Accounting fraud is intentional manipulation of financial statements to create a facade of a company's financial health. It involves an employee, account or the organization itself and is misleading to investors and shareholders. A company can falsify its financial statements by overstating its revenue or assets, not recording expenses and under-recording liabilities.

Intentional Manipulation

For example, a company commits accounting fraud if it overstates its revenue. Suppose company ABC is actually operating at a loss and is not generating any revenues. On its financial statements, the company's profits would be inflated and its net worth would be overstated. If the company overstates its revenues, it would drive its share price up and falsely depict the its true financial health.

Another example of a company committing accounting fraud is when it overstates its assets and under-records its liabilities. For example, suppose a company overstates its current assets and understates its current liabilities. This falsifies a company's short-term liquidity. Suppose a company has current assets of $1 million, and its current liabilities are $5 million.

If the company overstates its current assets and understates its current liabilities, this will falsify the liquidity of the company.

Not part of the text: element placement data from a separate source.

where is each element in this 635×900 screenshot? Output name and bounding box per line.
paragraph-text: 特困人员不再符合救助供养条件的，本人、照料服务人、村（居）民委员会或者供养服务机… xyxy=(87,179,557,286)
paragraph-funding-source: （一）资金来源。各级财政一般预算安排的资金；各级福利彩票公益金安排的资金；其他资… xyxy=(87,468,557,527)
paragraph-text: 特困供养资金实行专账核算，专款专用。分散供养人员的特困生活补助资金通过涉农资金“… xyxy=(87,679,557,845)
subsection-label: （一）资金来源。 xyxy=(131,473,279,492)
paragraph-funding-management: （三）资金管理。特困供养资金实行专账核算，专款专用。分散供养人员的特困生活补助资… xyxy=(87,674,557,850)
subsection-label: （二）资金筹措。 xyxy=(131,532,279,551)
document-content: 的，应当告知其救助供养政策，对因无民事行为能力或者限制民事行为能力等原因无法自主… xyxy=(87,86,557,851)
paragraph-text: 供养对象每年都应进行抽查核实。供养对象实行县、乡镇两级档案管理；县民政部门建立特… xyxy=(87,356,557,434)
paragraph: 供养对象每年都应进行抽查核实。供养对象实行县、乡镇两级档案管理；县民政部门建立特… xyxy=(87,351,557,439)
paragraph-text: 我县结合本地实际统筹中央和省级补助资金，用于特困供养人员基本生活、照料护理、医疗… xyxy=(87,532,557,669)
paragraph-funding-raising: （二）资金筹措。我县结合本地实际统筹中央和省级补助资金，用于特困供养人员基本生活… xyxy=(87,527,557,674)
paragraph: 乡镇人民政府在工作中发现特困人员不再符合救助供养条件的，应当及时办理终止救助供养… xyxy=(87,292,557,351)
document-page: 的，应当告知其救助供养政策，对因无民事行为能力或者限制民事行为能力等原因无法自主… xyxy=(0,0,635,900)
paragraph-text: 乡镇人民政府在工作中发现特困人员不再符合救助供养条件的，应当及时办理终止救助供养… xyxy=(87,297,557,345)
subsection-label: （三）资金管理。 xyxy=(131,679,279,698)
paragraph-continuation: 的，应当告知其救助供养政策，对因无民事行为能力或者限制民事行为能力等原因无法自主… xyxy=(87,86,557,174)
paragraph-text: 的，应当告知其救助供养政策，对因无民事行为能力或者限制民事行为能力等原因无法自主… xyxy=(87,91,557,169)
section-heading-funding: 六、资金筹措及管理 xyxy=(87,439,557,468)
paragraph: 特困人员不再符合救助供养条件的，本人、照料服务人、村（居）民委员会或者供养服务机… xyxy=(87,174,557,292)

If the company states it has $5 million in current assets and $500,000 in current liabilities, potential investors will believe that the company has enough liquid assets to cover all of its liabilities.

Unrecorded Expenses

A third example is if a company does not record its expenses. As a result, the company's net income is overstated and expenses are understated on its income statement. This type of accounting fraud creates a facade of how much net income a company is receiving while, in reality, it may be losing money.